Недобро прищурившись, она заправила за ухо дужку беспроводной гарнитуры. Затем достала из кармана плаща мобильный телефон, положила его на стол и сделала шаг в сторону, благоразумно оставаясь на безопасном расстоянии.
— Он здесь. На громкой связи.
— Лучше бы вы ответили на её вопросы в баре.
Голос из динамика прозвучал искажённо, будто мужчина с той стороны линии быстро перекатывал во рту что-то горячее. Креспин по одной этой фразе определил, что тот едва сдерживается, чтобы не начать с угроз. Человек не использовал платок или рукав, не старался сделать голос неузнаваемым. Этот тембр был настоящим, и ему не приходилось слышать его раньше. Незнакомый голос, какой-то покровительственный и даже немного сочувствующий его положению. Креспин промолчал, и неизвестный продолжил:
— Ещё пять минут назад все можно было бы изменить. От вас хотели получить всего лишь некоторую информацию. А сейчас… сами понимаете…
Он устало прикрыл глаза — его в который раз собираются спустить в унитаз.
— Не понимаю.
— Это плохо, но отвечать на вопросы вам все равно придётся.
— Откуда такая уверенность, что я стану говорить? — спросил он, чуть повернув голову.
— Несомненно, будете, — в телефоне хрюкнуло смешком. — Ведь пока говоришь, то сохраняешь шанс на жизнь.
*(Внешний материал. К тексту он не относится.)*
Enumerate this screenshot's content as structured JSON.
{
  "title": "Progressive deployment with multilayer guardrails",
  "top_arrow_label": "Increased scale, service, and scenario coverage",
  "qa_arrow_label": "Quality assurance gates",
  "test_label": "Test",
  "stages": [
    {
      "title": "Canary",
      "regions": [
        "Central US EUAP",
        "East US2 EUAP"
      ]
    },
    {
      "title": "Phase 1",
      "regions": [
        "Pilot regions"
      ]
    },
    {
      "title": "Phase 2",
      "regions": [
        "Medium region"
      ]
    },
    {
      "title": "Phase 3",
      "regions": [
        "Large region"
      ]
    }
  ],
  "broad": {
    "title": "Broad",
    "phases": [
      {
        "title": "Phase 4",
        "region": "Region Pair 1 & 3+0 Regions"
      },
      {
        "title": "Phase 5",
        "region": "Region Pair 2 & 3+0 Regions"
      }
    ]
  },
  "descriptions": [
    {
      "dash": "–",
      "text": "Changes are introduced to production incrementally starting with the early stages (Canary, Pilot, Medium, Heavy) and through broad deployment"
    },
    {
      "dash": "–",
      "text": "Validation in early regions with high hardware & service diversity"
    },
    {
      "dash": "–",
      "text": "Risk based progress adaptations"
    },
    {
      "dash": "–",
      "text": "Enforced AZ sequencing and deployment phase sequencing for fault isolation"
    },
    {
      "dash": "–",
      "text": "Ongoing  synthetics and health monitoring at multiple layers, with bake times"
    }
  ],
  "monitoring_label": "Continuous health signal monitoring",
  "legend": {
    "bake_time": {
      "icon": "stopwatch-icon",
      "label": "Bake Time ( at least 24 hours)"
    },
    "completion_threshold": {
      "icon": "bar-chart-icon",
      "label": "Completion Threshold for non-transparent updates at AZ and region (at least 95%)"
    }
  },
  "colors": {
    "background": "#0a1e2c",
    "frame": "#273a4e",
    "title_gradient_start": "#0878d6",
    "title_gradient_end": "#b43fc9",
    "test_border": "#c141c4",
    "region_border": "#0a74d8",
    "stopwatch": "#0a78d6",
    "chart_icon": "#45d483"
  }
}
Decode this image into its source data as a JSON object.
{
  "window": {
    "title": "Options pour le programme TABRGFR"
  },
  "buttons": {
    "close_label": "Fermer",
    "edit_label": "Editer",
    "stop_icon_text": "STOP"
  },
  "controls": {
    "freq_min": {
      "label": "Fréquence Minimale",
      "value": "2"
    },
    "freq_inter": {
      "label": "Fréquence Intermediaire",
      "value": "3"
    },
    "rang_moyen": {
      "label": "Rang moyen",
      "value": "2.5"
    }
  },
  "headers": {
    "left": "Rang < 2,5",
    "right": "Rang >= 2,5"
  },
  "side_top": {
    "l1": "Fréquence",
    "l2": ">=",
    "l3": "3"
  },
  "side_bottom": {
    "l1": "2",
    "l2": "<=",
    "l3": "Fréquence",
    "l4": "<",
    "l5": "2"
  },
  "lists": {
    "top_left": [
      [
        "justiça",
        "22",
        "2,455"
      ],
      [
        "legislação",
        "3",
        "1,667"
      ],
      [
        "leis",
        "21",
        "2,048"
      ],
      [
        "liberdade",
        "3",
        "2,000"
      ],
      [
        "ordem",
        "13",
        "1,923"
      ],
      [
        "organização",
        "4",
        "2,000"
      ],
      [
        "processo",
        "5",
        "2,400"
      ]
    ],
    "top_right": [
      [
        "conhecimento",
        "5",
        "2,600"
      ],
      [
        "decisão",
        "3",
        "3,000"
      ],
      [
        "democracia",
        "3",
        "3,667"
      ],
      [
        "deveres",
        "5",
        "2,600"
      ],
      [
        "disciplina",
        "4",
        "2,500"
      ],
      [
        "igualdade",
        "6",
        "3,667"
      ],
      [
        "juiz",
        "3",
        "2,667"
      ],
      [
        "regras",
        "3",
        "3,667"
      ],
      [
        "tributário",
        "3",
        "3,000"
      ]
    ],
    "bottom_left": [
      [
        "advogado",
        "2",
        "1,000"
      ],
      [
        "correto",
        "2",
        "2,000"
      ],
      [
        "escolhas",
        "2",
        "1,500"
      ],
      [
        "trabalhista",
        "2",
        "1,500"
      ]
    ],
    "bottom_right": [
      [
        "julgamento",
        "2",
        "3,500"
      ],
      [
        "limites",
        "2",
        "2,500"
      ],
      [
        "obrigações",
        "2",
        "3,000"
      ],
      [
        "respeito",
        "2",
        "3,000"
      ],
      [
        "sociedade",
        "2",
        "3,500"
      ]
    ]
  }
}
Я прав?
После этих слов Креспин непроизвольно кивнул. Строки инструкции: «Самое главное в подобной ситуации — вовлечь в разговор» — были первыми, что вбивали ему в голову по время подготовки. Но эту беседу не стоит затягивать — все нужно закончить быстро и эффективно.
— Ещё как будет, — уверенно произнесла «проститутка».
Не глядя, она выдвинула ящик стола. Рядом с телефоном появились наручники и блистер с полным шприцем. Затем её губы сложились в извиняющуюся гримасу:
— Некоторые уходят на небеса быстро и безболезненно, а некоторые добираются туда долго и мучительно. В любом случае — дорога одна.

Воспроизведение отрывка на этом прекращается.